While that's a fun knowledge bomb to drop at parties, what about the economic impact of devoting all of that land to idle autos? In San Francisco, especially during our current housing crisis, that land has a high value.
According to Business Insider, the median list price of housing in San Francisco is $666 per square foot. I consider this a pretty reasonable number since there are many cases where buyers are paying much more than the list price. But it's obvious that parking spaces aren't as valuable as homes, so let's just cut it in half and give parking spaces a value of $333 per square foot.
Each parking space is between 17 and 20 feet long and about 7 feet wide. So the average parking space represents approximately 140 square feet of the most valuable real estate in the country.

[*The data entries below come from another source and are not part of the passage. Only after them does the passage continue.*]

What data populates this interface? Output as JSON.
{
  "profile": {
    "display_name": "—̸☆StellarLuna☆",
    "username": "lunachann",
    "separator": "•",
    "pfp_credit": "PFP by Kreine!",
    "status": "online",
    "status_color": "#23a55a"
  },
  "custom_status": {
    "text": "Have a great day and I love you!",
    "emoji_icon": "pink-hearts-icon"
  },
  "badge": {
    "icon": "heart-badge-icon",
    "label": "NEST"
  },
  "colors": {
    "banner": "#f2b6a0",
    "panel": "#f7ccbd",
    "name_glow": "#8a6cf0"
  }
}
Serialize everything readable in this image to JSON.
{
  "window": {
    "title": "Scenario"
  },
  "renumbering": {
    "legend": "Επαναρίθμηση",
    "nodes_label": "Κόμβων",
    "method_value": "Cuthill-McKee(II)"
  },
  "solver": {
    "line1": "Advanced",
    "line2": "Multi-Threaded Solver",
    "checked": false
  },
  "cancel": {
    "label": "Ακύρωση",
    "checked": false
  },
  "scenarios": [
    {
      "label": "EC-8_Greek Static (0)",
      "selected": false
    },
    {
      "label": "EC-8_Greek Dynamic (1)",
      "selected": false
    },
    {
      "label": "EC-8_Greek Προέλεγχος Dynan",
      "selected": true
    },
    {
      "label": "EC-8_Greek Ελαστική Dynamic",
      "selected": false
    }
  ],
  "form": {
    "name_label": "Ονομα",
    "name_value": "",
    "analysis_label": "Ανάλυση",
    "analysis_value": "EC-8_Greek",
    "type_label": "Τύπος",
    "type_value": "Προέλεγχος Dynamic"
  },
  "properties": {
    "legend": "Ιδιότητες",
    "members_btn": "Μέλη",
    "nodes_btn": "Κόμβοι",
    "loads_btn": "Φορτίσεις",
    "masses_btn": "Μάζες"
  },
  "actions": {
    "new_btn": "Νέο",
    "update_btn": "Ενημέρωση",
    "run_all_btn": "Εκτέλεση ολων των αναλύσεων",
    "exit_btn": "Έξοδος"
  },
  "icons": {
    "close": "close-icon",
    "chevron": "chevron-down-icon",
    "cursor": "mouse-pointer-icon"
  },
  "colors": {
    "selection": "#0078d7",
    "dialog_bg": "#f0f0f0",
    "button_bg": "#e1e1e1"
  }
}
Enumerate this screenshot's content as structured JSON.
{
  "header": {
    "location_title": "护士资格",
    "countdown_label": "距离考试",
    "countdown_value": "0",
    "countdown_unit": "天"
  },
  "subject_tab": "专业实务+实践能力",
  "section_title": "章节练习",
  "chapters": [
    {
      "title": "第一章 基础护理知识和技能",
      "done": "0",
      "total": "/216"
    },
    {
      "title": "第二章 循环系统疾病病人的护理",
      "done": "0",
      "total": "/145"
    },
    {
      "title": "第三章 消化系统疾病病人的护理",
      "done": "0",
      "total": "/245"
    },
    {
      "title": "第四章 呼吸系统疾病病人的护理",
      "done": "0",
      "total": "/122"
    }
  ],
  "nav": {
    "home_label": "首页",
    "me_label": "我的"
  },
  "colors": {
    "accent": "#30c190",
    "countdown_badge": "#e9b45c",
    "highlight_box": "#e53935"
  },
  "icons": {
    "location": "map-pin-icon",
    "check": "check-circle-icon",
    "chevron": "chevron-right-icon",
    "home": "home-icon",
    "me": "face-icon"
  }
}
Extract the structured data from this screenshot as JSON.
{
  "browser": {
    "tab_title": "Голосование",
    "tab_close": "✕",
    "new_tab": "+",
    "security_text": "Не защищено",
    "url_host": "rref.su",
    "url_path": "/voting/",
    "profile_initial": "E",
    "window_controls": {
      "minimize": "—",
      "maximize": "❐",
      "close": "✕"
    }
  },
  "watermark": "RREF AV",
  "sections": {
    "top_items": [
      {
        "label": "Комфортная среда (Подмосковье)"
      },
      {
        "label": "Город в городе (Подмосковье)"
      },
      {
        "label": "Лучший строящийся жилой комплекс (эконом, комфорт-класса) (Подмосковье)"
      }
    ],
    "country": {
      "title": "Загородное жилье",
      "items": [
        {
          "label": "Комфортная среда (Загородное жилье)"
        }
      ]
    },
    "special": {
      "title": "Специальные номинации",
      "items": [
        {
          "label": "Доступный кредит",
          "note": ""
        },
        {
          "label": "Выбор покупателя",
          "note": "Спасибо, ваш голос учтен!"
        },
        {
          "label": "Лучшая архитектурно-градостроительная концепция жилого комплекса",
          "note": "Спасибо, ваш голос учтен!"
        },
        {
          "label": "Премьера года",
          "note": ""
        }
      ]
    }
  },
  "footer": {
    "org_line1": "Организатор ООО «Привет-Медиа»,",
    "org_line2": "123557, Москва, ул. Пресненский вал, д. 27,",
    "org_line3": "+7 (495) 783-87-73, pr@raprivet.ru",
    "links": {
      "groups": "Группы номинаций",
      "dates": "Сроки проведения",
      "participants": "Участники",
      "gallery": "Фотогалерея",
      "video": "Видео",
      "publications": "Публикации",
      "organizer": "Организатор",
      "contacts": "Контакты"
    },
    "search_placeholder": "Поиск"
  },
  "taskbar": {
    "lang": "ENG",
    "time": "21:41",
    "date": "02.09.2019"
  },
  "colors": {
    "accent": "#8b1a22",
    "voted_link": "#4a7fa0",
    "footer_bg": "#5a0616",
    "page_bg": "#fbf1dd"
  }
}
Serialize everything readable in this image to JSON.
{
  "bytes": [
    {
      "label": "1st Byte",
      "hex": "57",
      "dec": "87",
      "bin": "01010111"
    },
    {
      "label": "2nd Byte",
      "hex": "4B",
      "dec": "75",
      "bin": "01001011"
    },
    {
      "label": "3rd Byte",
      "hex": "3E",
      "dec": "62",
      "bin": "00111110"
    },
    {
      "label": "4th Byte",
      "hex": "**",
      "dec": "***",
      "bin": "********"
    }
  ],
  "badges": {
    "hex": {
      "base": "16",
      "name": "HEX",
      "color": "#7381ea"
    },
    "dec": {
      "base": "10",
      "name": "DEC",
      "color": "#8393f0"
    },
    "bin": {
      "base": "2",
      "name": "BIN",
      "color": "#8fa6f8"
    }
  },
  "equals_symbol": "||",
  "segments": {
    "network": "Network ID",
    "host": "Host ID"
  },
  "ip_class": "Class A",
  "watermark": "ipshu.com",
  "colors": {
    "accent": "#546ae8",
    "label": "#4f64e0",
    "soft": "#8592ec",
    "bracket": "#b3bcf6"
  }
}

At $333 per square foot, San Francisco could hypothetically list each and every public parking space for a median price of $46,620. If we multiply that by the amount of public parking we can see that San Francisco is providing $20.6 billion and 61.8 million square feet in public housing...for cars.
San Francisco's single largest revenue source is property taxes. The amount of money a property owner pays to the city is based on the value of their property. In San Francisco that rate is $1.188 per $100 of assessed value.
If privately owned, all of the public parking in San Francisco would generate $244.8 million a year in property tax revenue. Subtract the $86.3 million the city earns on parking tickets and the $41.5 million it collects from parking meters each year (and ignore what the city spends on maintenance). You see that public parking in San Francisco represents a $117 million opportunity cost to the city and the taxpayers.
I'm aware that $46,620 may not represent the market value of a parking space. But the only way to know the value for sure would be to allow the market to decide. My point is that the cost of public parking is quantifiable, and we're losing money.